Microsoft has announced plans to simplify Big Data and widen its use through Azure.
In a blog post, T K Rengarajan, Microsoft’s corporate VP for Data Platforms, described how the expanded Microsoft Azure Data Lake Store, available in preview later this year, will provide a single repository that captures data of any size, type and speed without forcing changes to applications as data scales. In the store, data can be securely shared for collaboration and is accessible for processing and analytics from HDFS applications and tools.
Another new addition is Azure Data Lake Analytics, a service built on Apache YARN that dynamically scales, which Microsoft says will stop people being side tracked from work by needing to know about distributed architecture. This service, available in preview later this year, will include U-SQL, a language that unifies the benefits of SQL with the expressive power of user code.
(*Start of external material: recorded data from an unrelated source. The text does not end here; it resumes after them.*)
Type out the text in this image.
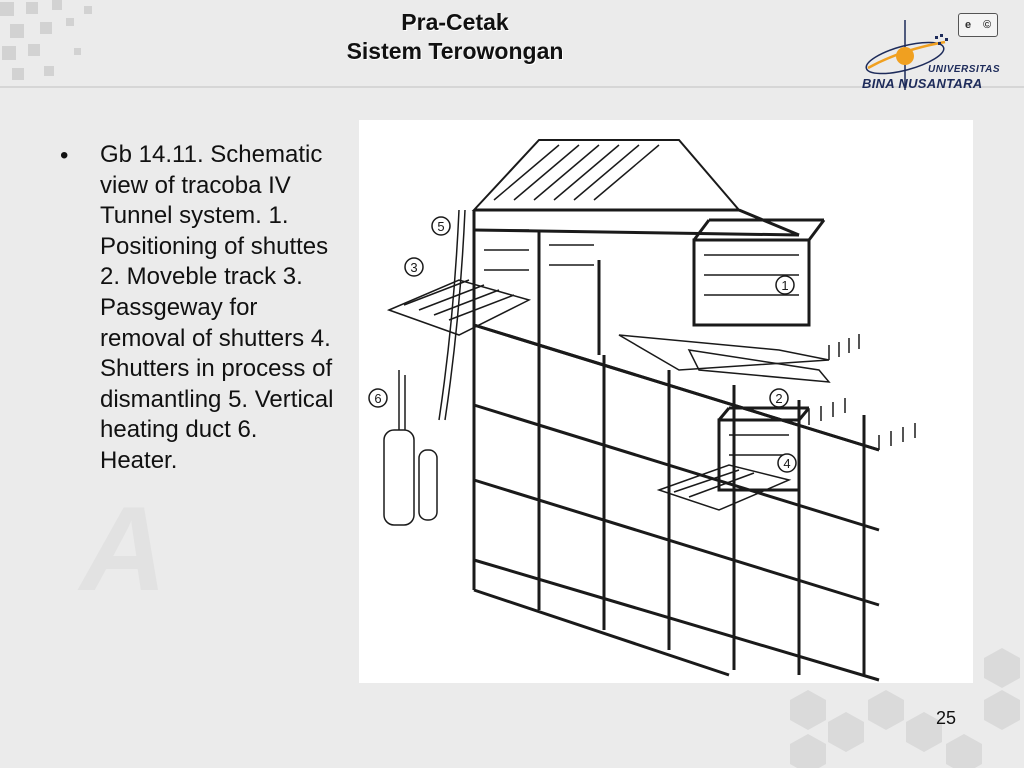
A
Pra-Cetak
Sistem Terowongan
e ©
UNIVERSITAS
BINA NUSANTARA
• Gb 14.11. Schematic view of tracoba IV Tunnel system. 1. Positioning of shuttes 2. Moveble track 3. Passgeway for removal of shutters 4. Shutters in process of dismantling 5. Vertical heating duct 6. Heater.
1
2
3
4
5
6
25
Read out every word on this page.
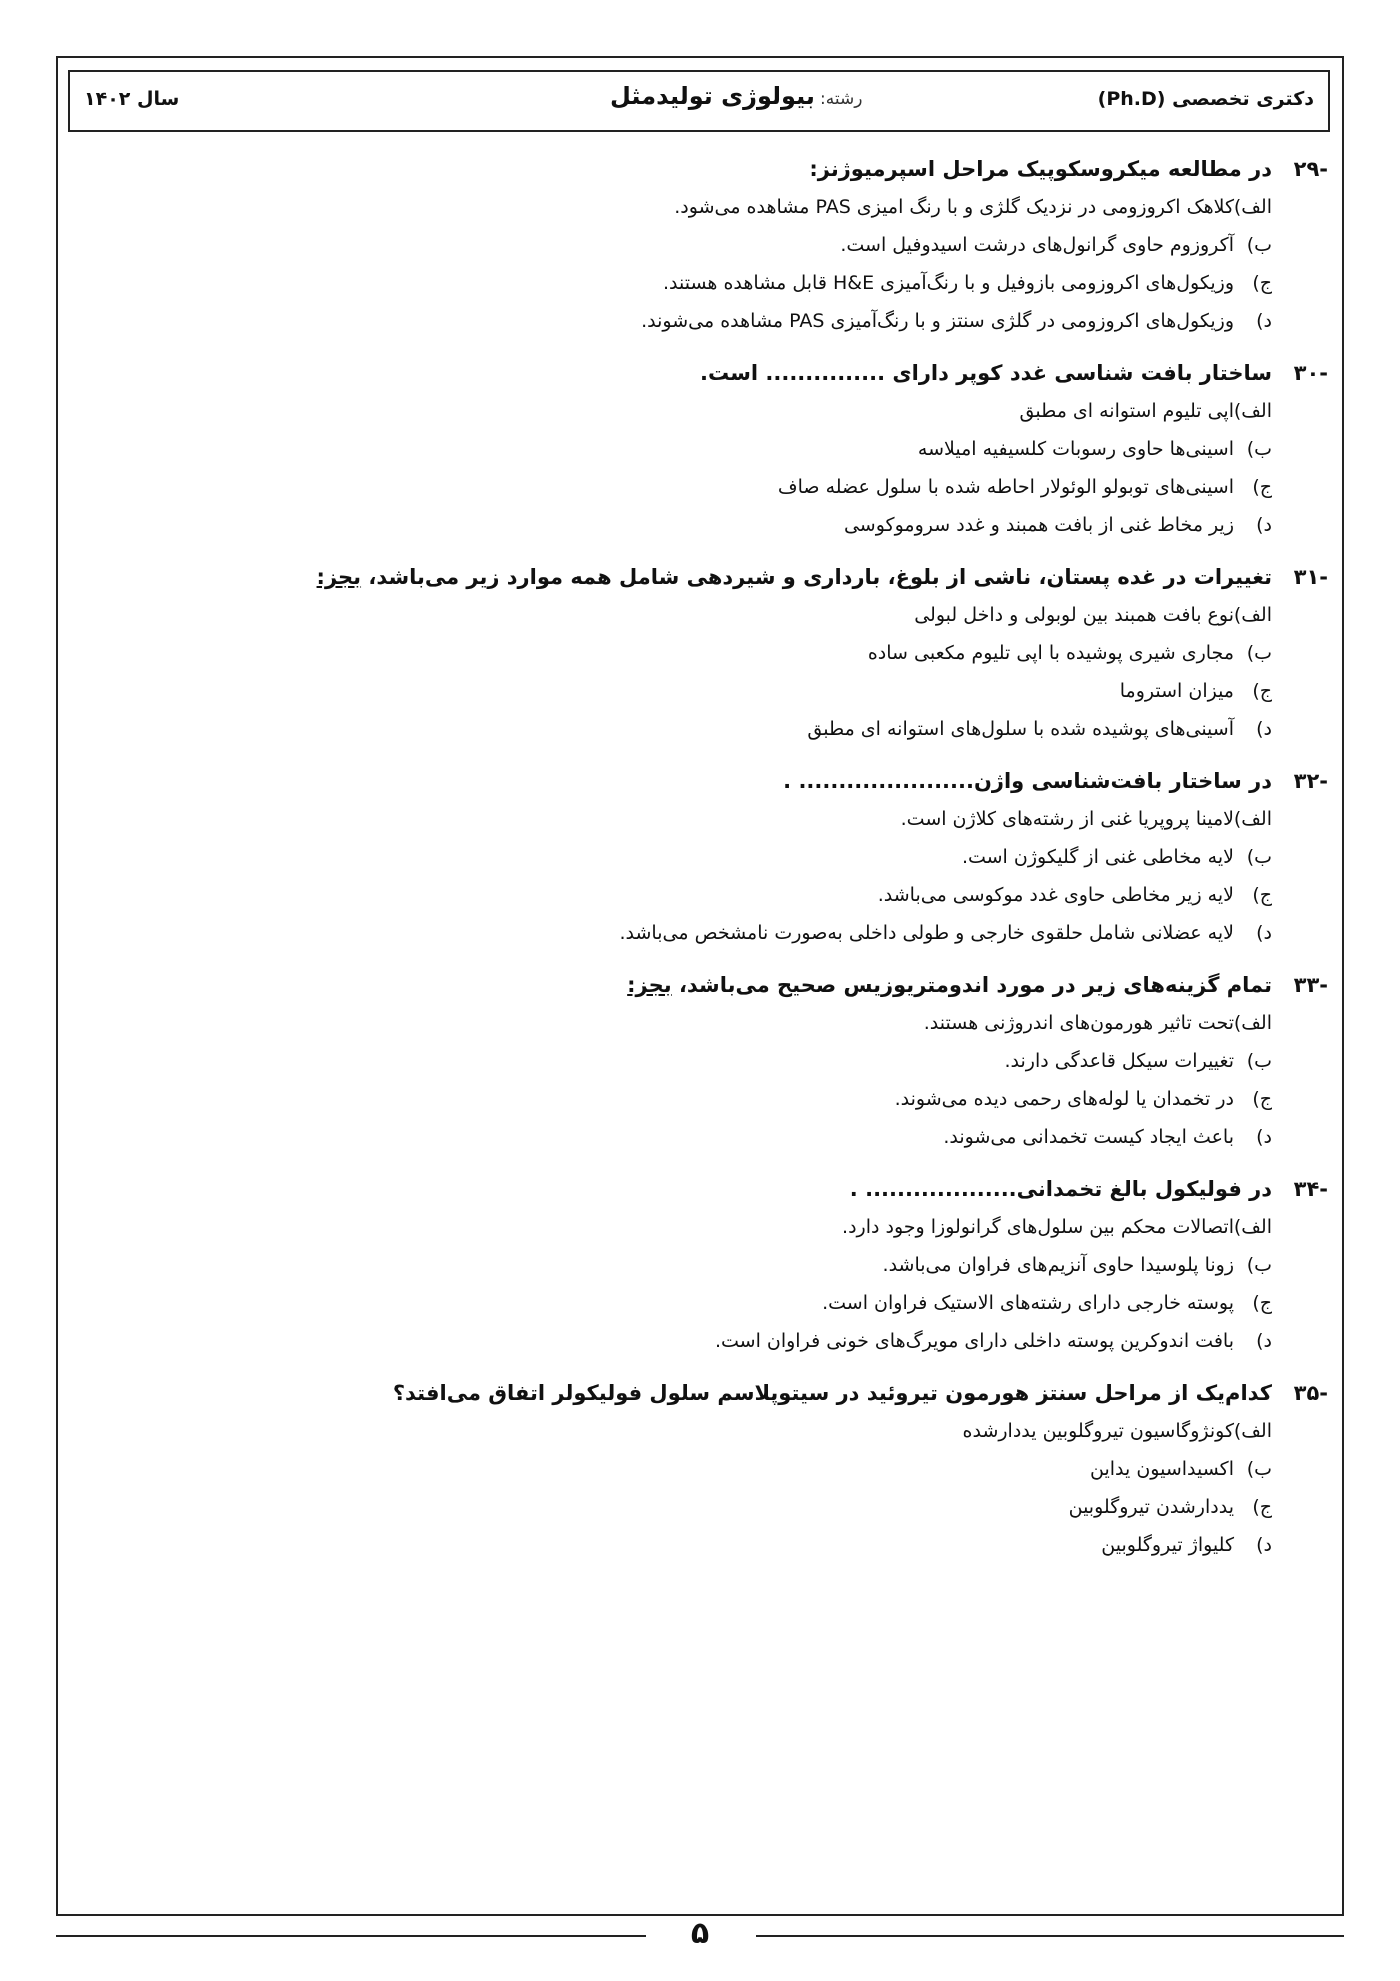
سال ۱۴۰۲	رشته: بیولوژی تولیدمثل	دکتری تخصصی (Ph.D)
-۲۹
در مطالعه میکروسکوپیک مراحل اسپرمیوژنز:
الف)
کلاهک اکروزومی در نزدیک گلژی و با رنگ امیزی PAS مشاهده می‌شود.
ب)
آکروزوم حاوی گرانول‌های درشت اسیدوفیل است.
ج)
وزیکول‌های اکروزومی بازوفیل و با رنگ‌آمیزی H&E قابل مشاهده هستند.
د)
وزیکول‌های اکروزومی در گلژی سنتز و با رنگ‌آمیزی PAS مشاهده می‌شوند.
-۳۰
ساختار بافت شناسی غدد کوپر دارای ............... است.
الف)
اپی تلیوم استوانه ای مطبق
ب)
اسینی‌ها حاوی رسوبات کلسیفیه امیلاسه
ج)
اسینی‌های توبولو الوئولار احاطه شده با سلول عضله صاف
د)
زیر مخاط غنی از بافت همبند و غدد سروموکوسی
-۳۱
تغییرات در غده پستان، ناشی از بلوغ، بارداری و شیردهی شامل همه موارد زیر می‌باشد، بجز:
الف)
نوع بافت همبند بین لوبولی و داخل لبولی
ب)
مجاری شیری پوشیده با اپی تلیوم مکعبی ساده
ج)
میزان استروما
د)
آسینی‌های پوشیده شده با سلول‌های استوانه ای مطبق
-۳۲
در ساختار بافت‌شناسی واژن...................... .
الف)
لامینا پروپریا غنی از رشته‌های کلاژن است.
ب)
لایه مخاطی غنی از گلیکوژن است.
ج)
لایه زیر مخاطی حاوی غدد موکوسی می‌باشد.
د)
لایه عضلانی شامل حلقوی خارجی و طولی داخلی به‌صورت نامشخص می‌باشد.
-۳۳
تمام گزینه‌های زیر در مورد اندومتریوزیس صحیح می‌باشد، بجز:
الف)
تحت تاثیر هورمون‌های اندروژنی هستند.
ب)
تغییرات سیکل قاعدگی دارند.
ج)
در تخمدان یا لوله‌های رحمی دیده می‌شوند.
د)
باعث ایجاد کیست تخمدانی می‌شوند.
-۳۴
در فولیکول بالغ تخمدانی................... .
الف)
اتصالات محکم بین سلول‌های گرانولوزا وجود دارد.
ب)
زونا پلوسیدا حاوی آنزیم‌های فراوان می‌باشد.
ج)
پوسته خارجی دارای رشته‌های الاستیک فراوان است.
د)
بافت اندوکرین پوسته داخلی دارای مویرگ‌های خونی فراوان است.
-۳۵
کدام‌یک از مراحل سنتز هورمون تیروئید در سیتوپلاسم سلول فولیکولر اتفاق می‌افتد؟
الف)
کونژوگاسیون تیروگلوبین یددارشده
ب)
اکسیداسیون یداین
ج)
یددارشدن تیروگلوبین
د)
کلیواژ تیروگلوبین
۵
U-SQL’s scalable distributed querying is intended to help users analyse data in the store and across SQL Servers in Azure, Azure SQL Database and Azure SQL Data Warehouse.
Meanwhile, Microsoft has selected Ubuntu for its first Linux-based Azure offering. The Hadoop-based big data service offering, HDInsight, will run on Canonical’s open source browser Ubuntu.
Azure HDInsight uses a range of open source analytics engines including Hive, Spark, HBase and Storm. Microsoft says it is now on general release with a 99.9 per cent uptime service level agreement.
Meanwhile Azure Data Lake Tools for Visual Studio will provide an integrated development environment that aims to ‘dramatically’ simplify authoring, debugging and optimization for processing and analytics at any scale, according to Rengarajan. “Leading Hadoop applications that span security, governance, data preparation and analytics can be easily deployed from the Azure Marketplace on top of Azure Data Lake,” said Rengarajan.
Azure Data Lake removes the complexities of ingesting and storing all of your data while making it faster to get up and running with batch, streaming, and interactive analytics, said Rengarajan.